Гречушкин, после того как его увезли на реанимобиле, не имел случая проверить, сохранил ли он свои мужские возможности, и ему почему-то казалось, что им причинен ущерб. Правда, он не понимал, как это может быть: где, как говорится, голова, а где… Но страх был. Из трех его соседей по палате неврологического отделения, куда Гречушкина перевели после того, как спасли ему жизнь, один, глубокий старик, лежал без слов и движений и в судьбе гречушкинской участия, естественно, не принимал. Из двух других один Гречушкина успокаивал, а другой поддерживал в нем невыносимые догадки. Тот, что поддерживал страх, был разговорчивей и культурней: кончил приборостроительный техникум и полагал, что разбирается решительно во всех приборах. Он по вечерам, перед сном, доводил Гречушкина до бессонницы рассказами о том, что деверь его после производственной травмы, не имеющей прямого отношения к воспроизводящим потомство органам, «попал в погашение» и теперь страдает от поведения жены, вынужденной — а куда же денешься? — изменять ему с кем попало, включая и его, гречушкинского соседа по палате. Гречушкин, отчасти уповавший на то, что во сне ему может подвернуться ситуация, которая хоть как-то прояснит, сохранился ли он как мужчина, злился и грубил соседу. Но уснуть потом не мог. А если засыпал, сны были короткие, вполглаза, ничего дельного не снилось, и это еще больше пугало больного.

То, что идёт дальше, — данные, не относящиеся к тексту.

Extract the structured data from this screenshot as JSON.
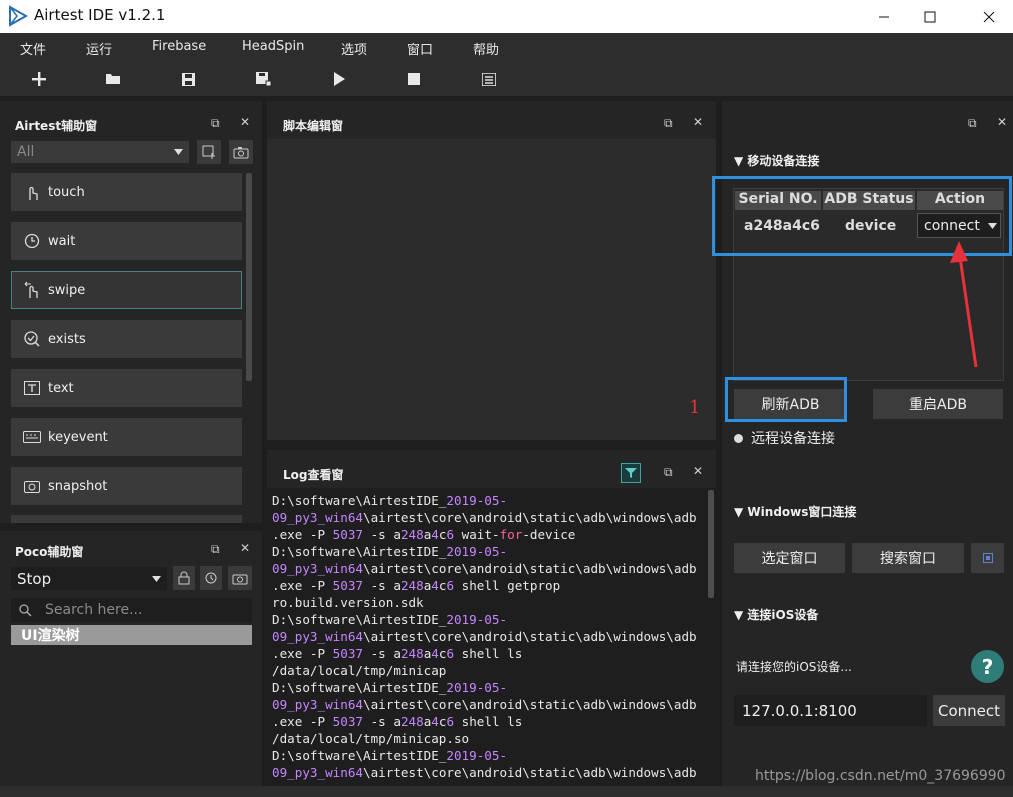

Дело в том, что Гречушкин любил и ценил в себе именно большие мужские способности. Они удивляли его самого. Невидного, а для грузчика так просто слабого телосложения, он тяжелым физическим трудом невольно умерял свои хоть и не растущие, но постоянные потребности. Сейчас же, лежа целыми днями в постели или разгуливая без дела в халате, он вправе был ожидать в себе буйной игры чувств. И, не обнаруживая ее, был подавлен и угнетен. И ненавидел соседа-приборостроителя. Жаловаться на него лечащему врачу Гречушкин стеснялся: врачом была молодая рыжая женщина. Она нравилась ему. Но именно она и заронила в Гречушкине сомнение в его здоровье. Всякий раз, когда она брала его за руку, чтобы проверить пульс, он боялся, что легкая его больничная одежда не сумеет скрыть от врачихи, как он к ней относится. Но скрывать, увы, было нечего: никак он, оказывается, Гречушкин, к ней не относился! Это было ново… Гречушкин от постоянных тяжких раздумий стал терять аппетит. Врачиха была им недовольна. Гречушкин, веря, что все недовольства в женщине происходят от одного, главного недовольства, стыдился и нервничал еще больше. Возникал некий порочный круг.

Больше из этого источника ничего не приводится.